The relevance of the findings from our study lies in the fact that, until now, no standard reference values have been published for this variable. Without these data, the interpretation of clinical results is very limited. In light of the data presented here, we hope that AS can become a commonly used parameter in any echocardiographic laboratory.
The results from this study have provided reference values and an estimation of the variability of AS measurements, as well as the level of concordance in repeated measurements taken by the same observer and by different observers. The fact that both intra- and interobserver concordance was progressively lower from basal to apical segments is interesting. This finding could be explained by the greater number of segments with a lower quality echocardiogram in the apical area, which either must be excluded or not evaluated at the same level of quality as those in the middle and basal segments.
It is also important to point out that one of the main advantages of using parameters derived from 3D-WMT technology is the speed and ease of analyzing the data. As our group has previously published,4 the use of 3D-WMT represents a significant time savings compared to the use of technologies that can only track myocardial tissues in 2D.
LimitationsThe primary limitation to this technology is that the system used to analyze AS in our study is currently the only commercially available system. In addition, the slightly low frame rate that this system employs could be a source of criticism. However, we must emphasize that no other techniques exist that could be considered as a reference method for AS.
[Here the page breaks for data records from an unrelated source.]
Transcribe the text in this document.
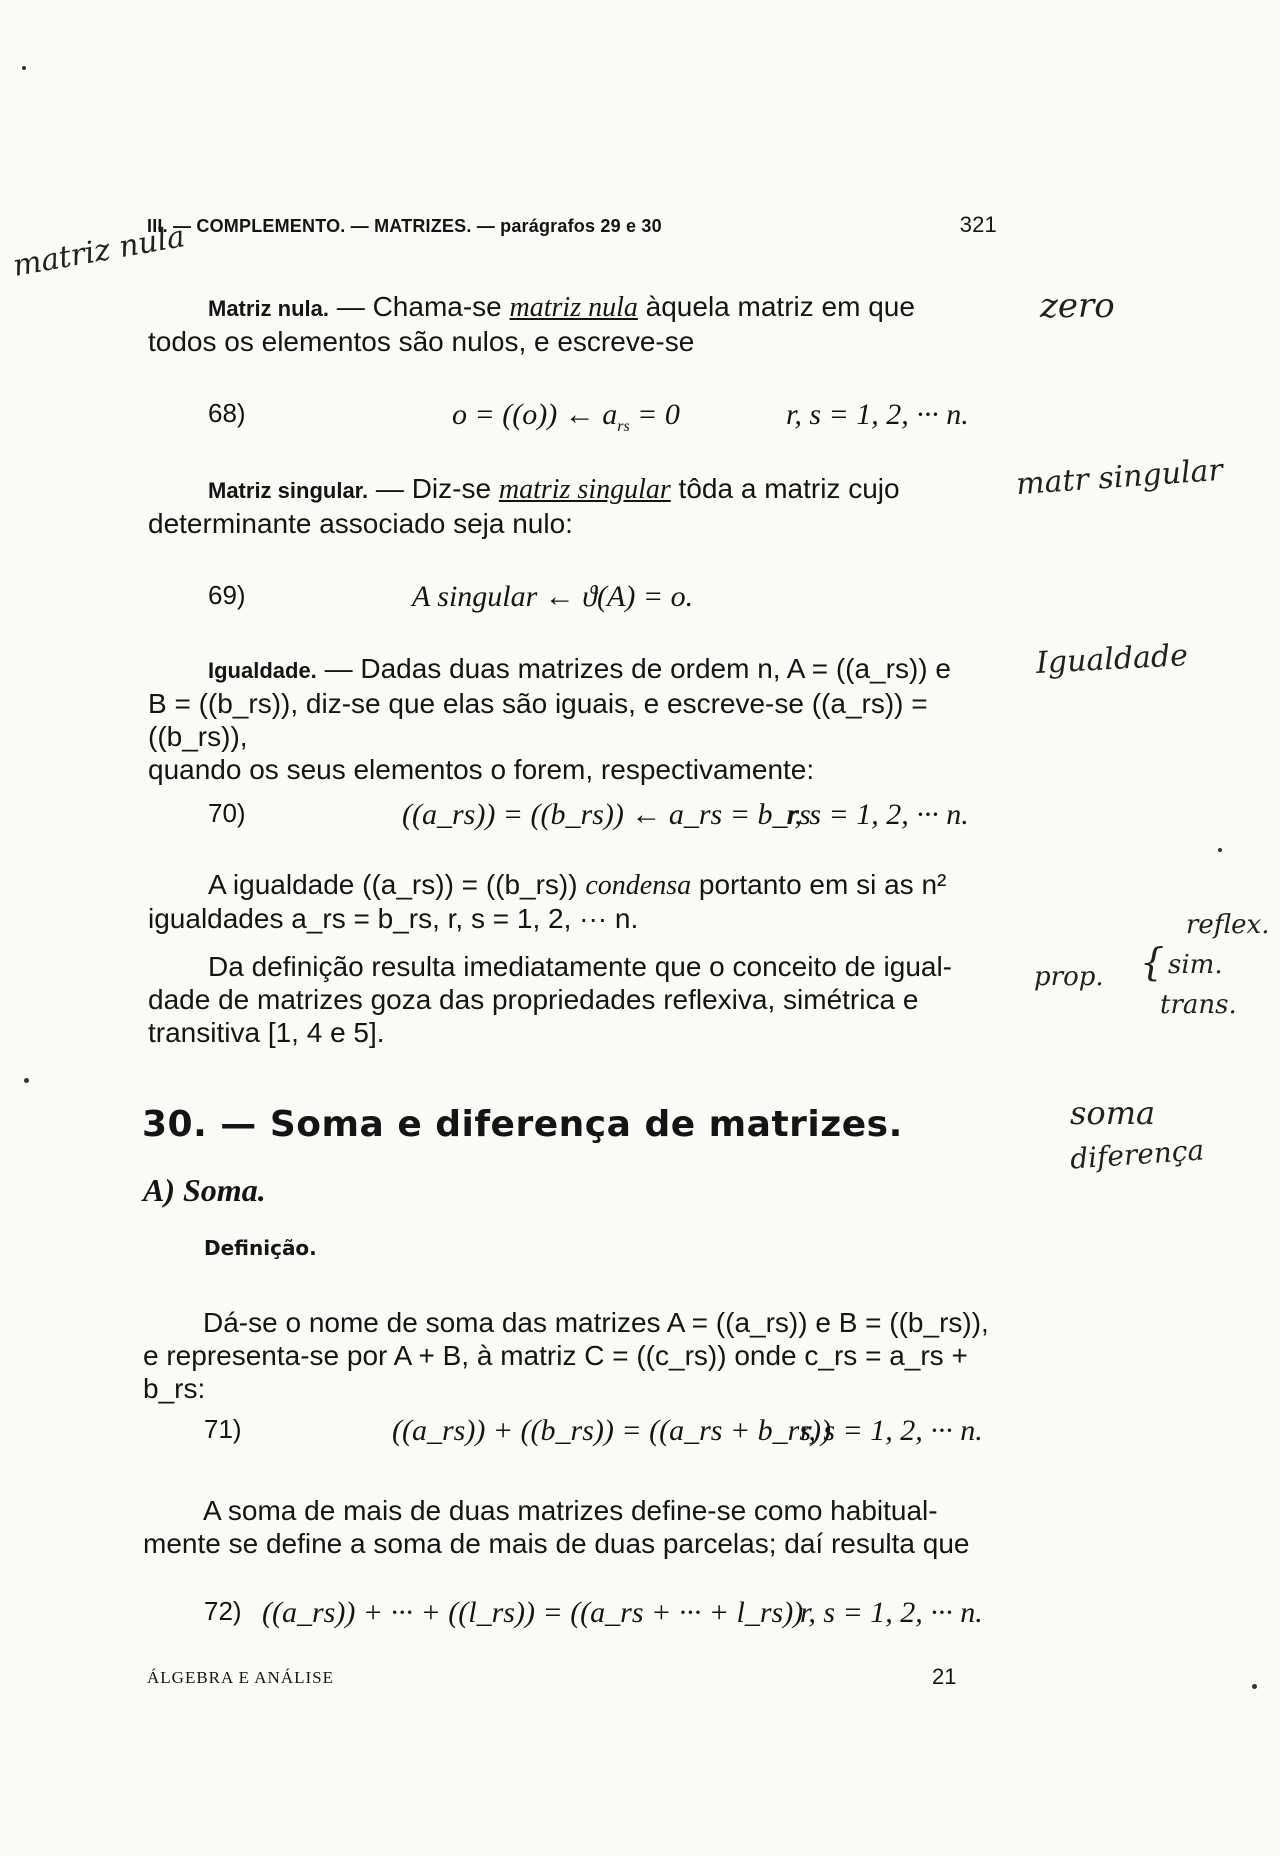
III. — COMPLEMENTO. — MATRIZES. — parágrafos 29 e 30	321
matriz nula
zero
matr singular
Igualdade
reflex.
prop. { sim.
trans.
soma
diferença
Matriz nula. — Chama-se matriz nula àquela matriz em que
todos os elementos são nulos, e escreve-se
68)	o = ((o)) ← $a_{rs} = 0$	r, s = 1, 2, ··· n.
Matriz singular. — Diz-se matriz singular tôda a matriz cujo
determinante associado seja nulo:
69)	A singular ← ϑ(A) = o.
Igualdade. — Dadas duas matrizes de ordem n, A = ((a_rs)) e
B = ((b_rs)), diz-se que elas são iguais, e escreve-se ((a_rs)) = ((b_rs)),
quando os seus elementos o forem, respectivamente:
70)	((a_rs)) = ((b_rs)) ← a_rs = b_rs
r, s = 1, 2, ··· n.
A igualdade ((a_rs)) = ((b_rs)) condensa portanto em si as n²
igualdades a_rs = b_rs, r, s = 1, 2, ··· n.
Da definição resulta imediatamente que o conceito de igual-
dade de matrizes goza das propriedades reflexiva, simétrica e
transitiva [1, 4 e 5].
30. — Soma e diferença de matrizes.
A) Soma.
Definição.
Dá-se o nome de soma das matrizes A = ((a_rs)) e B = ((b_rs)),
e representa-se por A + B, à matriz C = ((c_rs)) onde c_rs = a_rs + b_rs:
71)	((a_rs)) + ((b_rs)) = ((a_rs + b_rs))
r, s = 1, 2, ··· n.
A soma de mais de duas matrizes define-se como habitual-
mente se define a soma de mais de duas parcelas; daí resulta que
72) ((a_rs)) + ··· + ((l_rs)) = ((a_rs + ··· + l_rs))
r, s = 1, 2, ··· n.
ÁLGEBRA E ANÁLISE	21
In light of our results, we can conclude that left ventricular subendocardial deformation can be studied using the area strain obtained using 3D-WMT technology, providing both quick and reproducible results. Our results show, for the first time, reference values for AS in healthy subjects.
CONFLICT OF INTERESTDr. Leopoldo Pérez de Isla has received occasional per diem, transportation, and lodging reimbursements from Toshiba Medical Systems Europe.